No meu intimo eu anseio pelo amor, por encontrar a paz que tanto procuro, em encontrar aquela alma gémea, a outra metade da laranja, da maça, a outra metade de mim. Talvez seja uma procura impossível, sei o que sou e sei que sou diferente.
Há dois anos que não me entregava a alguém, há bem mais que não sei o que é amar sem restrições, uma forma de estar que em mim se perdeu no tempo. Sei que neste tempo que passou foi-me muito difícil dar qualquer coisa de mim a alguém. Tem sido difícil mostrar parte de mim.

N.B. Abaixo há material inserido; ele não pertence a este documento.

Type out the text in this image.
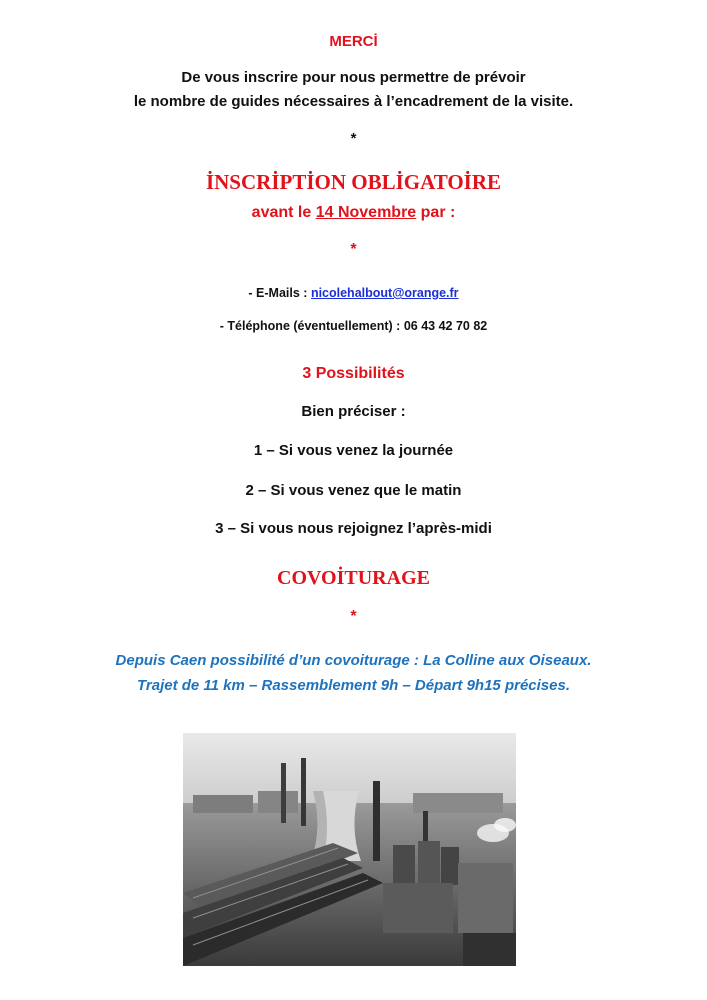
MERCİ
De vous inscrire pour nous permettre de prévoir
le nombre de guides nécessaires à l’encadrement de la visite.
*
İNSCRİPTİON OBLİGATOİRE
avant le 14 Novembre par :
*
- E-Mails : nicolehalbout@orange.fr
- Téléphone (éventuellement) : 06 43 42 70 82
3 Possibilités
Bien préciser :
1 – Si vous venez la journée
2 – Si vous venez que le matin
3 – Si vous nous rejoignez l’après-midi
COVOİTURAGE
*
Depuis Caen possibilité d’un covoiturage : La Colline aux Oiseaux.
Trajet de 11 km – Rassemblement 9h – Départ 9h15 précises.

Não sei se é medo, se desaprendi se perdi a esperança que algo de bom me aconteça.
Ás vezes perco-me e é difícil encontrar-me.
Hoje penso que posso ter encontrado uma janela, um novo olhar. Dou por mim a gostar outra vez, a acreditar no dia seguinte, a voltar a sonhar um pouco. Sinto-me a mudar, de novo consigo sorrir.
Pergunto-me se não estou a criar falsas ilusões em mim mesmo. Se o que sinto pode não ser correspondido. Se me vou magoar e sofrer... Sei que também tudo isso é irrelevante quando toca ao amor. Se gostas não há volta a dar.
Tenho em mim um lado selvagem, irrequieto, quer mais, dar mais, correr e abraçar, sem amarras sem correntes. Um lado que me empurra para onde pensa ser feliz.
Quero muito seguir esse instinto. Espero estar certo...
Vou ficar por aqui agora, cansado e com dor de cabeça.